This isn't about a First Lady going out into the country and using her good will and a smile to further her husbands agenda. At one time before Obama ran for President, her biography lists her as having been a hospital administrator.
As such one would think she'd have something to say and contribute to the debate and it might be considered curious that she has had little to nothing to say and has been kept conspiculously silent during the debate.
That is, conspiculously silent except to the mainstream press who, before her weekend speech, hasnt seemed to notice.
But the answer to why we havent heard from Michelle Obama might lie in the administration trying to keep her old job at the non-profit University of Chicago Hospital out of the limelight because it is clear her job was part of the problem regarding health care costs and not part oft the solution.
Michelle Obama having been part of the problem could actually be something the administration could use to their advantage if they were willing to be honest about it, but asking most politicians to be honest is like asking a dog not to bark and Obama might view it as politically embarrassing.
Probably because Michelle Obama's job as a "hospital administrator" had nothing to with medicine and nothing to do with administrating. It was all about PR.
Her official title was Vice President for External and Community Affairs. But that title and that job was so unnecessary, that , it not only didnt exist before she got it, when she resigned the position to campaign with her husband, no one was ever rehired to fill it, and the job itself was terminated after she resigned..
The circumstantial evidence is that it was only Barrack Obama's election to the US senate in 2005 that caused the creation of the position specifially for Michelle Obama.
Michelle Obama had been working for the University of Chicago Hospital at a salary of $121,000 a year. But in 2005 after Barrack Obama was elected U.S. senator, Michelle got the promotion to Vice President of External Community Affairs, -- a position that didn't previously exist -- and a $200,000 a year raise -- to $316,000.
John Easton, a spokesman for the University of Chicago Hospital told the Chicago Tribune that Mrs. Obama was one of 16 other vice presidents at the non-profit hospital making a similar salary which was approximately $100,000 a year more than an anesthesiologist made.

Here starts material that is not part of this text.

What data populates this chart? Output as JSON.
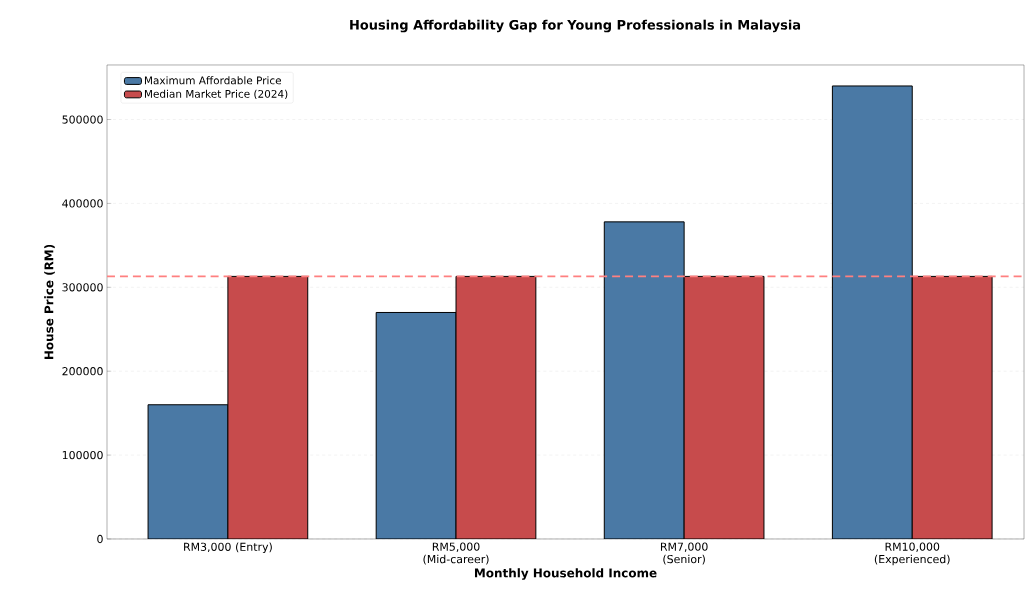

And salaries like that, especially for a postiion as unneccesary as Michelle Obama's helps to drive up the cost of medical care which in turn drives up the cost of insurance premiums people pay.

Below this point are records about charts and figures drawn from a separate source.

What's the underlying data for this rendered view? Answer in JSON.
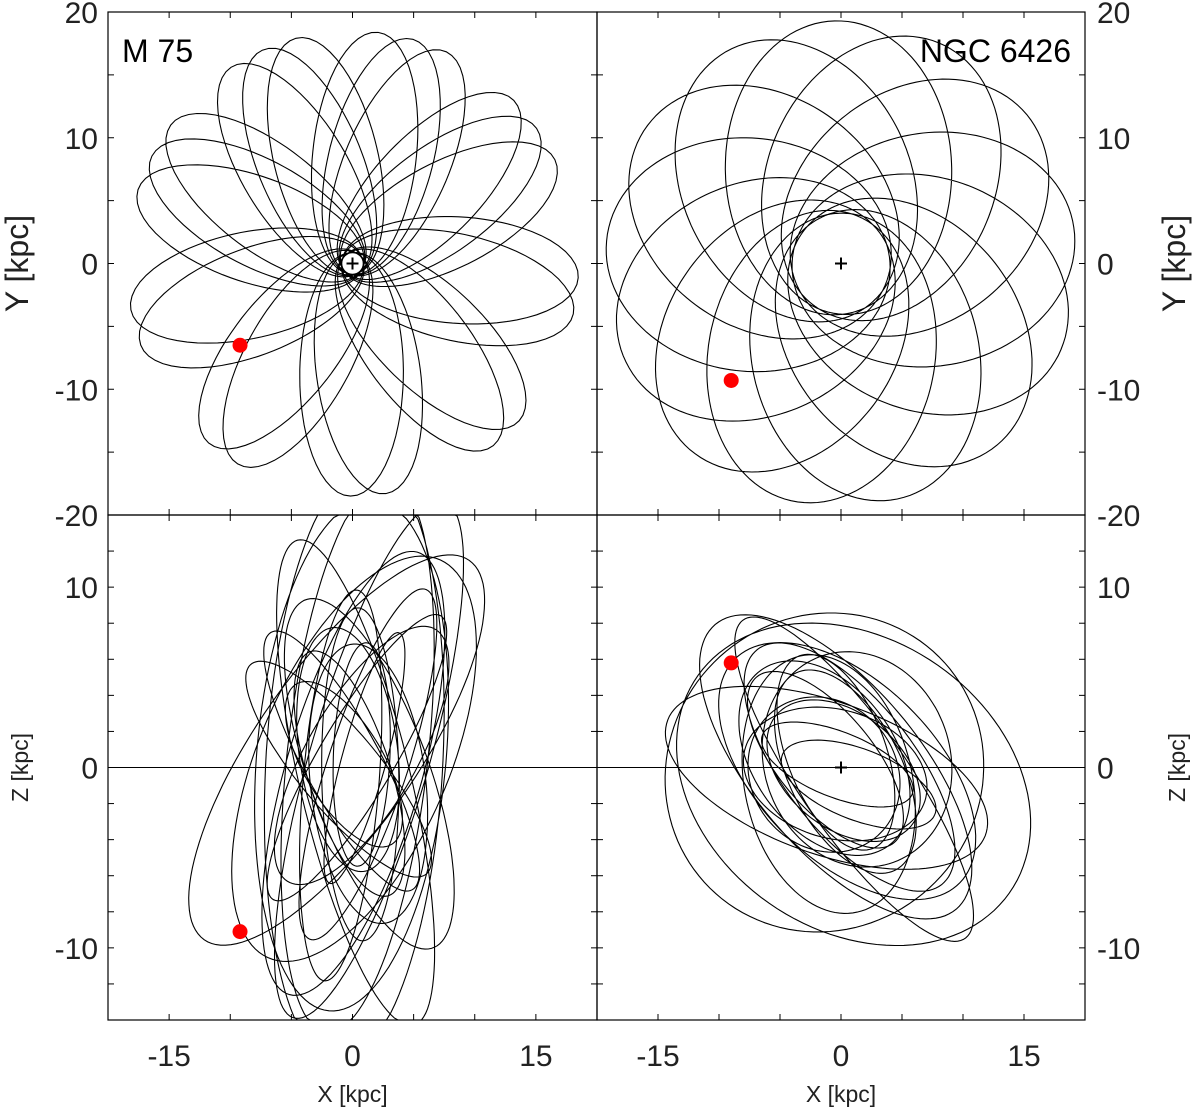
{
  "figure": {
    "colors": {
      "orbit": "#000000",
      "marker": "#ff0000",
      "text": "#222222"
    },
    "x_axis_label": "X [kpc]",
    "y_axis_label_top": "Y [kpc]",
    "y_axis_label_bottom": "Z [kpc]"
  },
  "chart_data": [
    {
      "id": "m75-xy",
      "type": "line",
      "title": "M 75",
      "xlabel": "",
      "ylabel": "Y [kpc]",
      "xlim": [
        -20,
        20
      ],
      "ylim": [
        -20,
        20
      ],
      "xticks": [],
      "yticks": [
        20,
        10,
        0,
        -10,
        -20
      ],
      "zero_line": false,
      "center_plus": true,
      "inner_ring_radius": 0.9,
      "orbit": {
        "kind": "rosette_xy",
        "rp": 0.8,
        "ra": 18.5,
        "n_loops": 22,
        "step_deg": 39,
        "phase_deg": 205
      },
      "current_position": {
        "x": -9.2,
        "y": -6.5
      }
    },
    {
      "id": "ngc6426-xy",
      "type": "line",
      "title": "NGC 6426",
      "xlabel": "",
      "ylabel": "Y [kpc]",
      "xlim": [
        -20,
        20
      ],
      "ylim": [
        -20,
        20
      ],
      "xticks": [],
      "yticks": [
        20,
        10,
        0,
        -10,
        -20
      ],
      "zero_line": false,
      "center_plus": true,
      "inner_ring_radius": 0,
      "orbit": {
        "kind": "rosette_xy",
        "rp": 4.0,
        "ra": 19.3,
        "n_loops": 13,
        "step_deg": 27.7,
        "phase_deg": 230
      },
      "current_position": {
        "x": -9.0,
        "y": -9.3
      }
    },
    {
      "id": "m75-xz",
      "type": "line",
      "title": "",
      "xlabel": "X [kpc]",
      "ylabel": "Z [kpc]",
      "xlim": [
        -20,
        20
      ],
      "ylim": [
        -14,
        14
      ],
      "xticks": [
        -15,
        0,
        15
      ],
      "yticks": [
        10,
        0,
        -10
      ],
      "zero_line": true,
      "center_plus": false,
      "inner_ring_radius": 0,
      "orbit": {
        "kind": "ellipses_xz",
        "tilt_center_deg": 90,
        "tilt_spread_deg": 55,
        "a_min": 5,
        "a_max": 17,
        "b_ratio": 0.42,
        "n_loops": 22,
        "seed": 7
      },
      "current_position": {
        "x": -9.2,
        "y": -9.1
      }
    },
    {
      "id": "ngc6426-xz",
      "type": "line",
      "title": "",
      "xlabel": "X [kpc]",
      "ylabel": "Z [kpc]",
      "xlim": [
        -20,
        20
      ],
      "ylim": [
        -14,
        14
      ],
      "xticks": [
        -15,
        0,
        15
      ],
      "yticks": [
        10,
        0,
        -10
      ],
      "zero_line": true,
      "center_plus": true,
      "inner_ring_radius": 0,
      "orbit": {
        "kind": "ellipses_xz",
        "tilt_center_deg": -25,
        "tilt_spread_deg": 30,
        "a_min": 5,
        "a_max": 15,
        "b_ratio": 0.55,
        "n_loops": 18,
        "seed": 11
      },
      "current_position": {
        "x": -9.0,
        "y": 5.8
      }
    }
  ]
}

This is the kind of waste Obama is talking about eliminating and that argument and need for reform would be made pretty powerfully if Michelle Obama herself helped make it.
Would it be embarrassing? Momentarily. But it would also be honest. And the honesty and sincerity and the conviction behind the need for reform would trump the embarrassment in the long run. People respect honesty and respond to it. .

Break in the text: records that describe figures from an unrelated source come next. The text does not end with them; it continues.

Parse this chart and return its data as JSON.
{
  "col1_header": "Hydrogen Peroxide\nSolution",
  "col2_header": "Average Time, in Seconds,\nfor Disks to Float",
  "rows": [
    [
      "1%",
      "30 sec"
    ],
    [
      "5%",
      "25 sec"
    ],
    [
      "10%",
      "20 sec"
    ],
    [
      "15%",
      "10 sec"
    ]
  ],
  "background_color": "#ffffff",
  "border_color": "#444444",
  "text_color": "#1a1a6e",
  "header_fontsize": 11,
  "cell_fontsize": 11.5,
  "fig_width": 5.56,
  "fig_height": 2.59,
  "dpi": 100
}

Michelle Obama standing up for the good of the country and making the case about hospital waste from personal experience and admitting she was part of the problem, would have a powerful effect.
It's obvious that the President has made a personal decision to keep Michelle out of the debate to keep her from politically embarrassing questions rather than use her and her experience to further the reform the country needs.
Using Michelle Obama's former job and that of the 16 other vice presidents at Chicago University Hospital in what seems like unnecessary positions and over payment, would make the point in even a stronger way of why radical reform, including a public option is needed.. There is no doubt that a government paid public option would never be spending tax dollars on medical care that factored in anything as frivolous as those salaries.
But so far Obama has chosen to try and keep it buried. But it would help the cause of reform if he didnt.
The word from the White House is that they hope to use Michelle Obama in a "softer" way. I hope not. She can have a much stronger impact talking about the 17 vice-presidents at Chicago University Hospital, a non-profit hospital, who are making over $300,000 a year and how we need to eliminate things like this to bring down the cost of health care, even if it means biting the hand that once fed her.